Day Of The Cheetah
- First edition
- Author: Dale Brown
- Language: English
- Subject: Air Combat, Espionage
- Published: Dutton
- Publication place: United States
- Media type: Hardcovers, paperback
- ISBN: 978-0-425-12043-9
- OCLC: 21708047
- Preceded by: Sky Masters
- Followed by: Shadows Of Steel

= Day of the Cheetah =

1989 novel written by Dale Brown

Day of the Cheetah is a 1989 technothriller novel written by former US Air Force officer Dale Brown. It is part of Brown's Patrick McLanahan series of novels. A number of key characters were killed in Day of the Cheetah, only to reappear in later books, as when DotC was first written, Brown did not intend to write any further books in the series. Some parts of the plot were passively referenced in Brown's 1991 novel Sky Masters, which is set two years before most of the events in Cheetah.

==Premise==
Set in the then-future of 1996, Day of the Cheetah details the story of US Air Force pilot Kenneth Francis James, who is actually a Soviet KGB deep-cover agent assigned to the US High-Technology Aerospace Weapons Center (HAWC) at Groom Lake. His job at the secret base involves testing the highly advanced XF-34 Dreamstar, which is equipped with a thought-control interface.

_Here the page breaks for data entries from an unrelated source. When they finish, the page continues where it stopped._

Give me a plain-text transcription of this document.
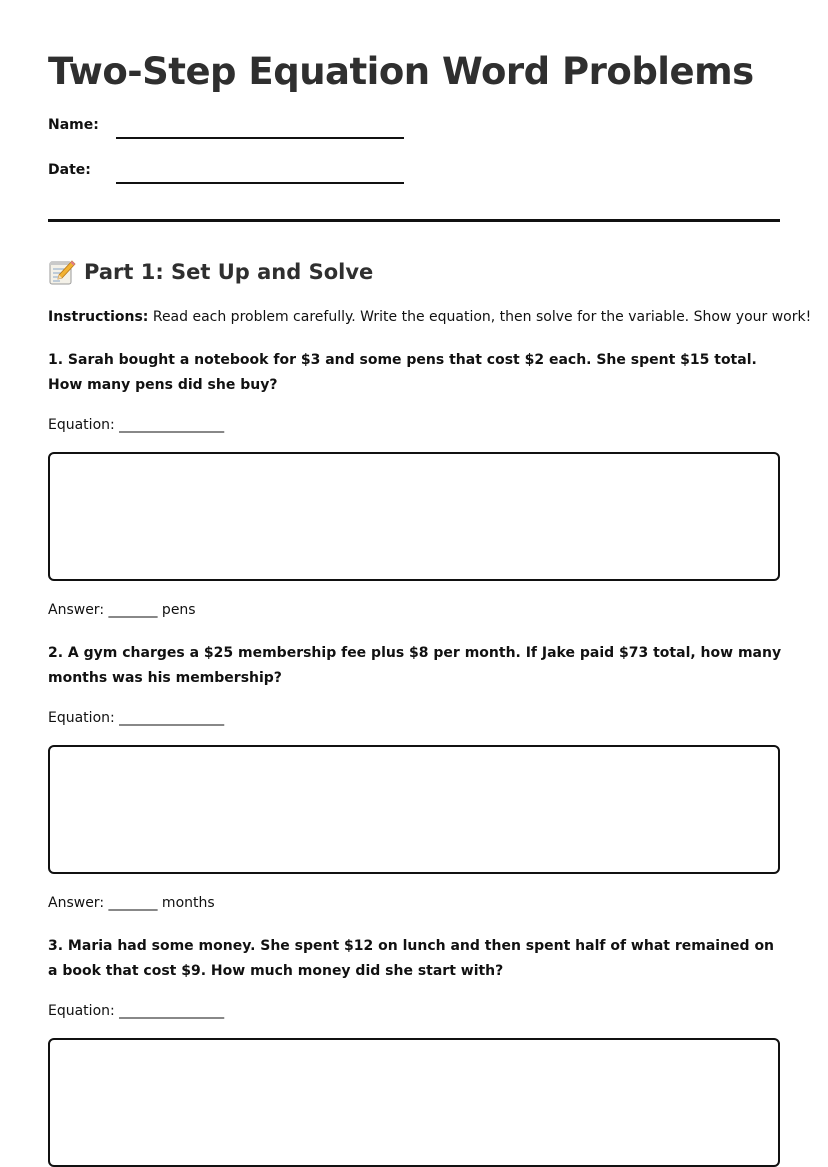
Two-Step Equation Word Problems
Name:
Date:
Part 1: Set Up and Solve
Instructions: Read each problem carefully. Write the equation, then solve for the variable. Show your work!
1. Sarah bought a notebook for $3 and some pens that cost $2 each. She spent $15 total. How many pens did she buy?
Equation: _______________
Answer: _______ pens
2. A gym charges a $25 membership fee plus $8 per month. If Jake paid $73 total, how many months was his membership?
Equation: _______________
Answer: _______ months
3. Maria had some money. She spent $12 on lunch and then spent half of what remained on a book that cost $9. How much money did she start with?
Equation: _______________
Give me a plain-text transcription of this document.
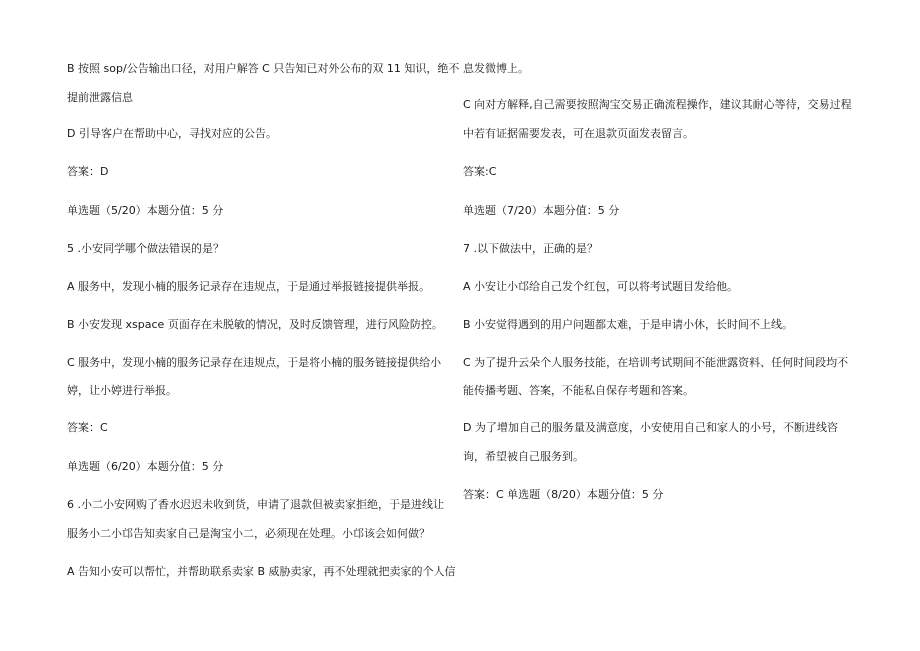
B 按照 sop/公告输出口径，对用户解答 C 只告知已对外公布的双 11 知识，绝不
提前泄露信息
D 引导客户在帮助中心，寻找对应的公告。
答案：D
单选题（5/20）本题分值：5 分
5 .小安同学哪个做法错误的是？
A 服务中，发现小楠的服务记录存在违规点，于是通过举报链接提供举报。
B 小安发现 xspace 页面存在未脱敏的情况，及时反馈管理，进行风险防控。
C 服务中，发现小楠的服务记录存在违规点，于是将小楠的服务链接提供给小
婷，让小婷进行举报。
答案：C
单选题（6/20）本题分值：5 分
6 .小二小安网购了香水迟迟未收到货，申请了退款但被卖家拒绝，于是进线让
服务小二小邙告知卖家自己是淘宝小二，必须现在处理。小邙该会如何做？
A 告知小安可以帮忙，并帮助联系卖家 B 威胁卖家，再不处理就把卖家的个人信
息发微博上。
C 向对方解释,自己需要按照淘宝交易正确流程操作，建议其耐心等待，交易过程
中若有证据需要发表，可在退款页面发表留言。
答案:C
单选题（7/20）本题分值：5 分
7 .以下做法中，正确的是？
A 小安让小邙给自己发个红包，可以将考试题目发给他。
B 小安觉得遇到的用户问题都太难，于是申请小休，长时间不上线。
C 为了提升云朵个人服务技能，在培训考试期间不能泄露资料、任何时间段均不
能传播考题、答案，不能私自保存考题和答案。
D 为了增加自己的服务量及满意度，小安使用自己和家人的小号，不断进线咨
询，希望被自己服务到。
答案：C 单选题（8/20）本题分值：5 分
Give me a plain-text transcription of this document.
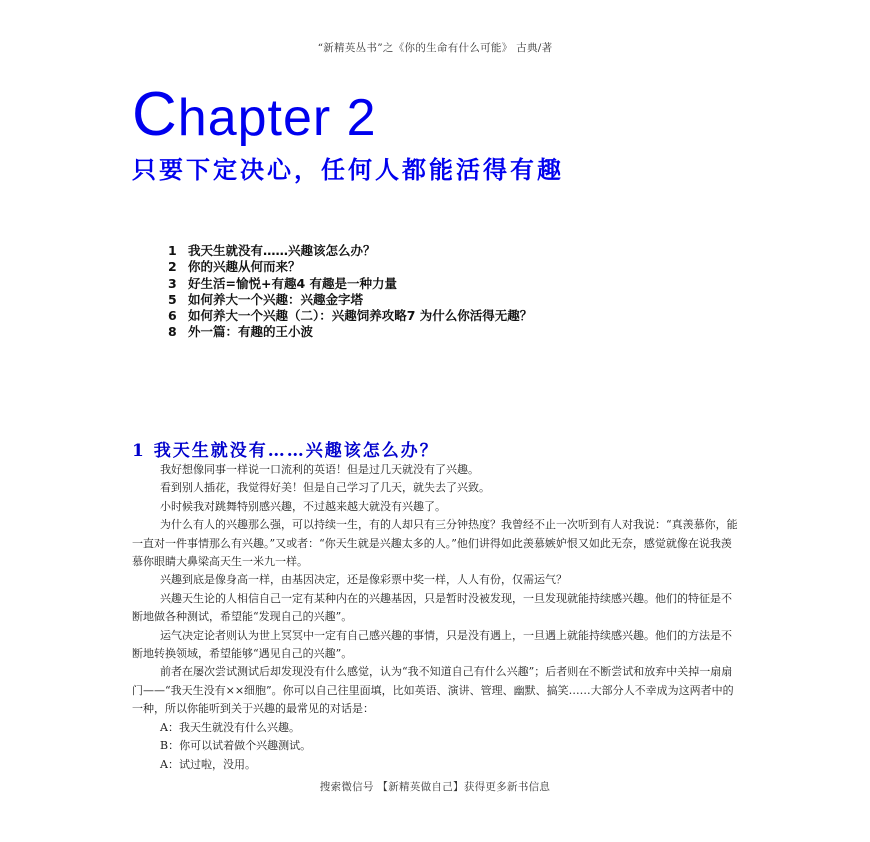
“新精英丛书”之《你的生命有什么可能》 古典/著
Chapter 2
只要下定决心，任何人都能活得有趣
1 我天生就没有……兴趣该怎么办？
2 你的兴趣从何而来？
3 好生活=愉悦+有趣4 有趣是一种力量
5 如何养大一个兴趣：兴趣金字塔
6 如何养大一个兴趣（二）：兴趣饲养攻略7 为什么你活得无趣？
8 外一篇：有趣的王小波
1 我天生就没有……兴趣该怎么办？

我好想像同事一样说一口流利的英语！但是过几天就没有了兴趣。

看到别人插花，我觉得好美！但是自己学习了几天，就失去了兴致。

小时候我对跳舞特别感兴趣，不过越来越大就没有兴趣了。

为什么有人的兴趣那么强，可以持续一生，有的人却只有三分钟热度？我曾经不止一次听到有人对我说：“真羡慕你，能一直对一件事情那么有兴趣。”又或者：“你天生就是兴趣太多的人。”他们讲得如此羡慕嫉妒恨又如此无奈，感觉就像在说我羡慕你眼睛大鼻梁高天生一米九一样。

兴趣到底是像身高一样，由基因决定，还是像彩票中奖一样，人人有份，仅需运气？

兴趣天生论的人相信自己一定有某种内在的兴趣基因，只是暂时没被发现，一旦发现就能持续感兴趣。他们的特征是不断地做各种测试，希望能“发现自己的兴趣”。

运气决定论者则认为世上冥冥中一定有自己感兴趣的事情，只是没有遇上，一旦遇上就能持续感兴趣。他们的方法是不断地转换领域，希望能够“遇见自己的兴趣”。

前者在屡次尝试测试后却发现没有什么感觉，认为“我不知道自己有什么兴趣”；后者则在不断尝试和放弃中关掉一扇扇门——“我天生没有××细胞”。你可以自己往里面填，比如英语、演讲、管理、幽默、搞笑……大部分人不幸成为这两者中的一种，所以你能听到关于兴趣的最常见的对话是：

A：我天生就没有什么兴趣。

B：你可以试着做个兴趣测试。

A：试过啦，没用。

搜索微信号 【新精英做自己】获得更多新书信息
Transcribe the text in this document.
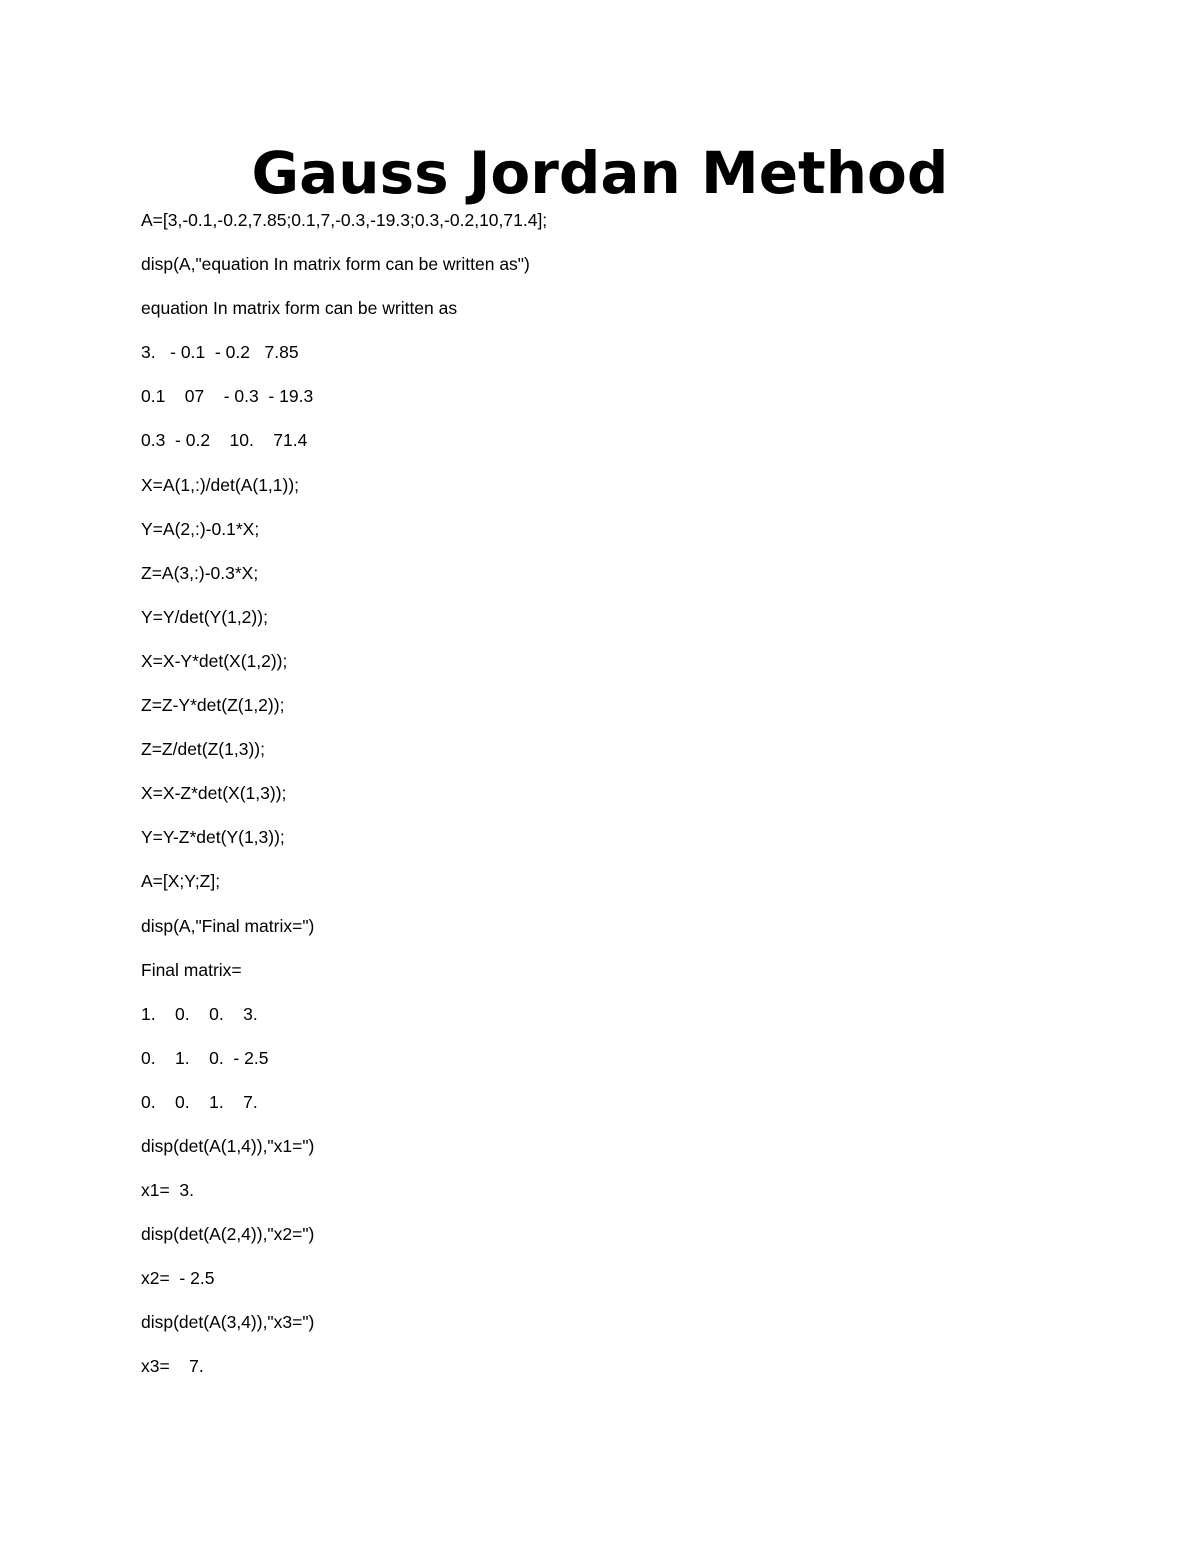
Gauss Jordan Method
A=[3,-0.1,-0.2,7.85;0.1,7,-0.3,-19.3;0.3,-0.2,10,71.4];
disp(A,"equation In matrix form can be written as")
equation In matrix form can be written as
3.   - 0.1  - 0.2   7.85
0.1    07    - 0.3  - 19.3
0.3  - 0.2    10.    71.4
X=A(1,:)/det(A(1,1));
Y=A(2,:)-0.1*X;
Z=A(3,:)-0.3*X;
Y=Y/det(Y(1,2));
X=X-Y*det(X(1,2));
Z=Z-Y*det(Z(1,2));
Z=Z/det(Z(1,3));
X=X-Z*det(X(1,3));
Y=Y-Z*det(Y(1,3));
A=[X;Y;Z];
disp(A,"Final matrix=")
Final matrix=
1.    0.    0.    3.
0.    1.    0.  - 2.5
0.    0.    1.    7.
disp(det(A(1,4)),"x1=")
x1=  3.
disp(det(A(2,4)),"x2=")
x2=  - 2.5
disp(det(A(3,4)),"x3=")
x3=    7.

James hijacks the fighter, causing Patrick McLanahan and the rest of the HAWC crew to try to recover or destroy the plane before it reaches the USSR. The Cheetah mentioned in the novel is the XF-15F Cheetah, which is an experimental service version of the real-life F-15 S/MTD, often used as the Dreamstar's chase plane. The Dreamstar is recovered after a number of aerial dogfights over Arizona, the Caribbean, and Costa Rica, but the fallout generated by the incident forces the closure of HAWC.

==Reception==
Reviewer Newgate Callendar in the New York Times said the novel "puts us in the cockpit" and "gives us quite a ride." He praised the flying sequences, but said otherwise it was a "standard Big Book with a very large cast of stereotypes." Day of the Cheetah was Brown's first best seller as a hardcover edition, following two previous paperback bestsellers. It reached number five on the New York Times paperback fiction best seller list in June 1990.